Takes over-the-counter iron supplements Explanation: When a client receives multiple transfusions and takes iron supplements, there may be a problem with iron overload. It is recommended that clients who are experiencing anemia either avoid or limit alcohol due to interference of alcohol with utilization of essential nutrients. The typical U.S. diet includes 60 grams of protein daily. Clients may be prescribed multivitamins.
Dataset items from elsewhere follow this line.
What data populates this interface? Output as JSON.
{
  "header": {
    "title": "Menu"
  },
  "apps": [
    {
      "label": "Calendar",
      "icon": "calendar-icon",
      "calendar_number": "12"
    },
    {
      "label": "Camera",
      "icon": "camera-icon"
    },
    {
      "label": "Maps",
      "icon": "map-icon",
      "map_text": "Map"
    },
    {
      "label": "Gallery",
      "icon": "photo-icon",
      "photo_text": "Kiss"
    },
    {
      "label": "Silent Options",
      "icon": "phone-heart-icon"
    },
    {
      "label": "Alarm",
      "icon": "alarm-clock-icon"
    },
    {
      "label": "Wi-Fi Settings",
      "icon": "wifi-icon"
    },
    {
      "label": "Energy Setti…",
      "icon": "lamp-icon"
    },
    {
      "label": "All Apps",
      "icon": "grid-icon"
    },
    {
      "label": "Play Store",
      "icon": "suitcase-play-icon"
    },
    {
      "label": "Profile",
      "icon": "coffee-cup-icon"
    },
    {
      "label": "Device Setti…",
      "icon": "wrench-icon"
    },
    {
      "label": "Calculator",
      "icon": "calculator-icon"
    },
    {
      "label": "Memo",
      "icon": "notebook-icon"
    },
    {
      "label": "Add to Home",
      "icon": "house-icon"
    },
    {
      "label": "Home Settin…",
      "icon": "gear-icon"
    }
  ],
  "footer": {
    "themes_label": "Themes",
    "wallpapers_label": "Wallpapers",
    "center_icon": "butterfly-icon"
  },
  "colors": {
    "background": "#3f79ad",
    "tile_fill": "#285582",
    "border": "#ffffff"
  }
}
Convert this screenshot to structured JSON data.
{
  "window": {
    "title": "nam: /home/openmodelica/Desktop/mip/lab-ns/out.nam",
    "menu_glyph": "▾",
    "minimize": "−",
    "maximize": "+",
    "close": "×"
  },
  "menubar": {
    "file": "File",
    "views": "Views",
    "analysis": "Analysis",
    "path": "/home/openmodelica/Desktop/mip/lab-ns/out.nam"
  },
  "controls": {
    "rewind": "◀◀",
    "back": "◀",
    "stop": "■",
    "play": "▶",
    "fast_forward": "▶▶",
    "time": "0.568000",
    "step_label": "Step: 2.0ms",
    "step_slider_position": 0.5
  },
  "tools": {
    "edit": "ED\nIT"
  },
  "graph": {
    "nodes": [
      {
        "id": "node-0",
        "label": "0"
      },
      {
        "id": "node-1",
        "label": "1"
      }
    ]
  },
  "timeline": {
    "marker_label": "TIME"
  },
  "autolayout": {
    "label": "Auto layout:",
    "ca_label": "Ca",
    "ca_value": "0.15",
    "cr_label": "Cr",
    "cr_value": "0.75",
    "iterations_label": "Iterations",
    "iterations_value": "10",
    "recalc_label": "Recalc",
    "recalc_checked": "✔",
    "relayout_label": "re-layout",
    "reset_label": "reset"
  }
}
While assessing a client, the nurse will recognize what as the most obvious sign of anemia?
Pallor Explanation: On physical examination, pallor is the most common and obvious sign of anemia. Other findings may include tachycardia and flow murmurs. Patients with hemolytic anemia may exhibit jaundice and splenomegaly.
While monitoring a client for the development of disseminated intravascular coagulation (DIC), the nurse should take note of which assessment parameters?
Platelet count, prothrombin time, and partial thromboplastin time Explanation: The diagnosis of DIC is based on the results of laboratory studies of prothrombin time, platelet count, thrombin time, partial thromboplastin time, and fibrinogen level as well as client history and other assessment factors. Blood glucose levels, WBC count, calcium levels, and potassium levels aren't used to confirm a diagnosis of DIC.
Which type of hemolytic anemia is categorized as inherited disorder?
Sickle cell anemia Explanation: Glucose 6-phosphate dehydrogenase deficiency is an inherited abnormality resulting in hemolytic anemia. Autoimmune hemolytic anemia is an acquired anemia. Cold agglutinin disease is an acquired anemia. Hypersplenism results in an acquired hemolytic anemia.